**Being Typical in an Atypical Society
by Ayesha Javed Akram **
Last week, a guy came up to me and casually asked me out. I looked him up and down. Took note of his shaved head, his rather dandyish linen trousers, the pouch of his belly and decided against it. He looked me up and down and asked why. For a moment, I was at a loss for words and then out of desperation, I clutched at the excuse most of my friends fall back on; “I’m just not this type of a girl.” With a snort, he shrugged and walked off and left me feeling like an overly ripe banana that a truck had just passed over.
To be honest, I meant what I said. Despite the zipped up shallus and the fitted jeans I occasionally slip myself into and despite the many male colleagues I interact with at University and elsewhere, the morbid sense of morals that my mother has ingrained in me over the last twenty years is now too firm a part of me to allow me to let go of it. Even now when a guy comes and sits too close to me on the sofa, I find my self nudging my body away from him.When a male colleague offers to drop me home, I usually drag another person along to avoid sitting in the front seat with him. When an exuberant karachite steps off from the plane and opens his arms, I politely side-step them and reach out for his bags.
Is all this abnormal? In most middle-class conservative families, these are the norms girls have no choice but to live by. Infact, here if a girl does otherwise she is labelled as ‘fast’ and quickly married off in an attempt to save her ‘honour’ as a middle-class mom explained to me on the occasion of her sixteen year old daughter’s rukhsati. “There was no other way out. My daughter was becoming kharab.”
Why do people give me weird looks when word gets around that I have never gone out on a date or roll their eyes when they see me stiffening up at a friend’s attempt to playfully punch my arms is because neither do I belong to a middle-class society, nor to a particularly conservative one.
The crowd that I hang out with is the one that frequents gig nights (and always as a couple), hangs out at Zouk on Saturdays and thinks nothing of a little necking on the third date alone. Hence, when I walk into a gig night accompanied by my cousin, sit at a table in Zouk with my family and refuse to even bare my neck much less allow it to be licked, I’m bound to evoke a reaction. There are those who are sympathetic - “Don’t worry you’ll find a man.” Then, there are those who are honest - “Are you sure you’re straight?” Those who are helpful - “Come, I want to introduce you to this guy that I know.” And those who are extremely helpful - “Hmmn, if you would just get your eye-brows properly shaped up and perhaps start wearing one of those padded numbers…”
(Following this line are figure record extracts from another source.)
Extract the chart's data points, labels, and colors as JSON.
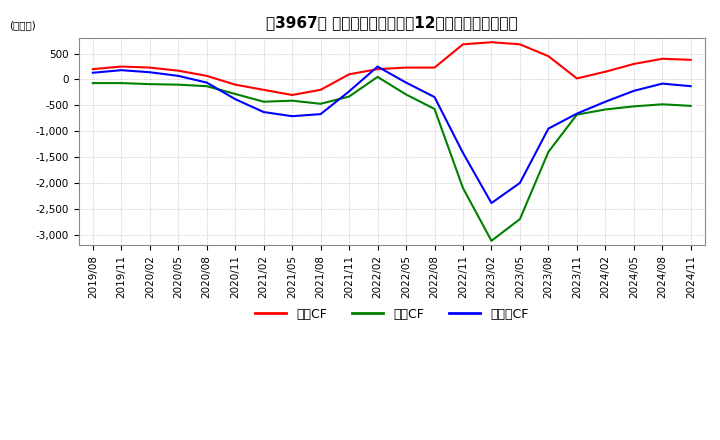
{
  "title": "【3967】 キャッシュフローの12か月移動合計の推移",
  "ylabel": "(百万円)",
  "ylim": [
    -3200,
    800
  ],
  "yticks": [
    500,
    0,
    -500,
    -1000,
    -1500,
    -2000,
    -2500,
    -3000
  ],
  "legend_labels": [
    "営業CF",
    "投資CF",
    "フリーCF"
  ],
  "line_colors": [
    "#ff0000",
    "#008000",
    "#0000ff"
  ],
  "x_labels": [
    "2019/08",
    "2019/11",
    "2020/02",
    "2020/05",
    "2020/08",
    "2020/11",
    "2021/02",
    "2021/05",
    "2021/08",
    "2021/11",
    "2022/02",
    "2022/05",
    "2022/08",
    "2022/11",
    "2023/02",
    "2023/05",
    "2023/08",
    "2023/11",
    "2024/02",
    "2024/05",
    "2024/08",
    "2024/11"
  ],
  "operating_cf": [
    200,
    250,
    230,
    170,
    70,
    -100,
    -200,
    -300,
    -200,
    100,
    200,
    230,
    230,
    680,
    720,
    680,
    450,
    20,
    150,
    300,
    400,
    380
  ],
  "investing_cf": [
    -70,
    -70,
    -90,
    -100,
    -130,
    -280,
    -430,
    -410,
    -470,
    -330,
    50,
    -290,
    -570,
    -2100,
    -3120,
    -2700,
    -1400,
    -680,
    -580,
    -520,
    -480,
    -510
  ],
  "free_cf": [
    130,
    180,
    140,
    70,
    -60,
    -380,
    -630,
    -710,
    -670,
    -230,
    250,
    -60,
    -340,
    -1420,
    -2390,
    -2000,
    -950,
    -660,
    -430,
    -220,
    -80,
    -130
  ],
  "background_color": "#ffffff",
  "grid_color": "#aaaaaa",
  "title_fontsize": 11,
  "axis_fontsize": 7.5,
  "legend_fontsize": 9
}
What none amongst them find easy to accept is the fact that I am actually not interested in going out. This isn’t because I haven’t come across tempting enough offers. I still remember the 6 feet musician whose mere presence gave me goosebumps or the athletic banker whose smile I kept remembering for a week after our first meeting. And contrary to what others say, my sexual drive is not impaired and has no inclinations of heading off in the reverse direction either. My simple, humble reason for saying ‘No’ over and over again is because I really do think it’s wrong.
**Not wrong in the sense that I consider it immoral for a guy and girl to date each other but wrong because of the lies and deceits that are a part and parcel of this package. “Mom can I go to Hajra’s house for dinner?” And at Hajra’s house, a car awaits to spirit you away. “Of course not, he is just a friend.” “And yes, I cuddle all my platonic friends.” “Are you out of your mind - no physical intimacies what so ever?” Well none except for just a bit of french-kissing every half an hour or so. **
I know in most cases these girls have no choice but to fall back on such lies and stories but I still think it is wrong. **If you’re going out then have the guts to own up. To tell your mother that yes you are in love. To hold his hand in front of your grand-parents. To kiss him boldly on a Saturday afternoon when Freddy’s café is booked. To nod your head and say yes, we do enjoy wrestling around. And if like me, you don’t have the guts for all this then just don’t get into it. **
This is what I mean when I say “I’m just not this type of a girl.”